La Nouvelle-Calédonie est un allié politique certes difficile, récalcitrant parfois, n’acceptant pas l’autoritarisme du général et le désir centralisateur du gouvernement de la France libre, mais un allié tout de même qui crée des comités « De Gaulle » en août 1940, se rallie à la France libre le 19 septembre. C’est aussi un allié géostratégique très précieux. Le général joue la carte de la Calédonie face aux américains.C’est également un allié militaire avec les volontaires du bataillon du pacifique qui manifestent l’esprit de résistance de la Nouvelle –Calédonie et son attachement à celui qui incarnait cet esprit de résistance, le général De Gaulle. Ce bataillon fût héroïque à Bir Hakeim où sa résistance a empêché l’invasion de l’Egypte par Rommel. Lors de sa visite en 1966, De Gaulle dira «  Vous avez joué dans la vie de la France un rôle essentiel. Le bataillon du pacifique est ma fierté, il a été admirable et brillant à Bir Hakeim. Pour moi la Calédonie, c’est Bir Hakeim ! ».

  • En 1958 lors de son retour au pouvoir le général De gaulle  revient sur la loi cadre de Gaston Defferre du 23 juin 1956 car il veut rester maître des territoires du Pacifique Sud (la Polynésie pour les essais nucléaires, la Nouvelle-Calédonie pour son Nickel) en stoppant l’émancipation vers l’autonomie avec en filigrane le souhait de ne pas voir les américains mettre un pied en Nouvelle-Calédonie.

  • La N.C. adhère à la France de 58 et à sa nouvelle constitution.

L’article 76 de la Constitution de la Vème République du 4 Octobre 1958 permet à la Nouvelle-Calédonie de choisir son statut (départementalisation, état associé, territoire d’outre-mer). Le 17 Décembre 1958 l’assemblée territoriale de la Nouvelle-Calédonie opte pour le statut de Territoire d’outre-mer avec l’espoir d’obtenir un statut d’autonomie avancée.

  • Les Calédoniens proches du Général De Gaulle :

Deux femmes : Raymonde Jore, une des deux Calédoniennes FFL arrivée à Londres en février 1941, voulait être infirmière. À cette fin, elle s’est engagée le 21 septembre 1940 pour la durée de la guerre, plus trois mois (matricule 70124) avec une autre Calédonienne, Raymonde Rolly (matricule 70125). Pour les besoins de la guerre, elles deviennent, à 23 ans, conductrices au service des officiers du Général de Gaulle puis sténodactylographes. La conduite automobile était à l’époque l’apanage des hommes mais, nécessité faisant loi, la guerre a bouleversé les codes.
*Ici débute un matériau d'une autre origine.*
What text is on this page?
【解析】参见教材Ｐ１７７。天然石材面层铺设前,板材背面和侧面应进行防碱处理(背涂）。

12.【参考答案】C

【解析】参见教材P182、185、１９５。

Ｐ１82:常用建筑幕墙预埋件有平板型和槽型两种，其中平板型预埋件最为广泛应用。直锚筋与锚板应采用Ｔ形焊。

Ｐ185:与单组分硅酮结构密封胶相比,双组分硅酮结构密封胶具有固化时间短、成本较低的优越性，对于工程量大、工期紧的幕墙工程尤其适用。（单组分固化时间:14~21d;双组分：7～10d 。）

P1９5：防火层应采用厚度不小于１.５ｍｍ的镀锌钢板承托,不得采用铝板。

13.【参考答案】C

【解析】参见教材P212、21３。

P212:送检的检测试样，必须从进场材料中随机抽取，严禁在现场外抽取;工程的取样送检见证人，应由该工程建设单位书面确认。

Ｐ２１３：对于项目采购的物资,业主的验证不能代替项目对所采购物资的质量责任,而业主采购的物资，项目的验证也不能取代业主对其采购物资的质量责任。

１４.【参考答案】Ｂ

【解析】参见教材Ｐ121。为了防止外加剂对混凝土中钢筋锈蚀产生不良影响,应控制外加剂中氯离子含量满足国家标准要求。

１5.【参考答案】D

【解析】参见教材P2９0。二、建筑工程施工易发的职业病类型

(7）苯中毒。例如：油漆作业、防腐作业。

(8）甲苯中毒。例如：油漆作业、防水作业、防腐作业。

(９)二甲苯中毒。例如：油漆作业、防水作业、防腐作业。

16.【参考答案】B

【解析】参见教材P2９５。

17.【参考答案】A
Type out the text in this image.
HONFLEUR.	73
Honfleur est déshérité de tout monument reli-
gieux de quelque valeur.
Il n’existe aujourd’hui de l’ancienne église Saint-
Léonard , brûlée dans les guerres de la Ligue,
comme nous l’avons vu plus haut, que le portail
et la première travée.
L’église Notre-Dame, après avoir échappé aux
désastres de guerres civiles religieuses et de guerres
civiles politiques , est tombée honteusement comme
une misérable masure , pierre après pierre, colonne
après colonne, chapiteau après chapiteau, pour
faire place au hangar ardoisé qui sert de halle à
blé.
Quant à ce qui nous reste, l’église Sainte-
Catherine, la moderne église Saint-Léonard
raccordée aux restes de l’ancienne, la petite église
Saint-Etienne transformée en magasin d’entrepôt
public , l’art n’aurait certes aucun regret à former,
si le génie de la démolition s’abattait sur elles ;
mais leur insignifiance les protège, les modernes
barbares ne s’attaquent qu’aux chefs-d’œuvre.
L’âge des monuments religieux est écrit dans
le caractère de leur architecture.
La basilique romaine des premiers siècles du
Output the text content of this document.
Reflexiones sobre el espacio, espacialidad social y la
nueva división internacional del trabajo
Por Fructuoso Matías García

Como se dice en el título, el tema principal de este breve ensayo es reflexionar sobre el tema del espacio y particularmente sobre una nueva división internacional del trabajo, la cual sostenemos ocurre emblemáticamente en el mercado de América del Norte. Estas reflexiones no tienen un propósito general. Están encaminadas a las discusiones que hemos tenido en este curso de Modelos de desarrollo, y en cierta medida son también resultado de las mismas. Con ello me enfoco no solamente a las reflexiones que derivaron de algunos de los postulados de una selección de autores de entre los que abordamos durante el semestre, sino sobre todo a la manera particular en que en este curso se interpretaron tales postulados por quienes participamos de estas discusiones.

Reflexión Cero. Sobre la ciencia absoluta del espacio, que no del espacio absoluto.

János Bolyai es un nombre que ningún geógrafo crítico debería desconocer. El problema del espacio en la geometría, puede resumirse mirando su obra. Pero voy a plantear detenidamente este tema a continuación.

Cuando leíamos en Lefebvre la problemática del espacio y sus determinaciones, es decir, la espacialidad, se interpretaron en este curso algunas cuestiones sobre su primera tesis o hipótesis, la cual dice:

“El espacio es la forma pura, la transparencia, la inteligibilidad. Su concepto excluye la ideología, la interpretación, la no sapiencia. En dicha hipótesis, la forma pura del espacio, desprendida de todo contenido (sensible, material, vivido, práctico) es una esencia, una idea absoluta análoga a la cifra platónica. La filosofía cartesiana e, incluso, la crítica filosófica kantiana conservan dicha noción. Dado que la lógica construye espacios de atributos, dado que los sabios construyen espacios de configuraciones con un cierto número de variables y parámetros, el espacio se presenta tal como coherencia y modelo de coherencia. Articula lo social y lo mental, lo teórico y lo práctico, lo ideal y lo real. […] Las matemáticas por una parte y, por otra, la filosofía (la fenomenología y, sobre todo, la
En 1943, les deux femmes sont mutées en Afrique équatoriale française. Toutes deux se marient pendant la guerre (Raymonde Rolly devient épouse Beer en Afrique en 1943, Raymonde Jore épouse Teyssier à Londres un an plus tard). Elles reviennent sur le territoire avec les engagés calédoniens à bord du Sagittaire le 21 mai 1946.

Henri  Naisseline, grand-chef du district coutumier de Guhama sur l'île de Maré  est le premier chef coutumier kanak à signifier son soutien à Charles de Gaulle dans la lutte contre les puissances de l'Axe. Il fait ainsi hisser le drapeau français frappé de la croix de Lorraine à la tribu de Nécé d’où il est originaire, le 11 octobre 1940 et y ouvre des listes d'engagement de volontaires pour ses « sujets » âgés de 18 à 45 ans, tout en lançant un appel radiophonique aux autres chefs le 16 octobre 1940 : « D’un regard clair et avec fierté, les indigènes de la Nouvelle?Calédonie libre doivent accourir aux côtés du général de Gaulle pour défendre l’honneur du drapeau tricolore qui représente l’esprit de la liberté et de la justice. ». À la fin du mois de novembre, il débarque à Nouméa avec 80 volontaires Maréens.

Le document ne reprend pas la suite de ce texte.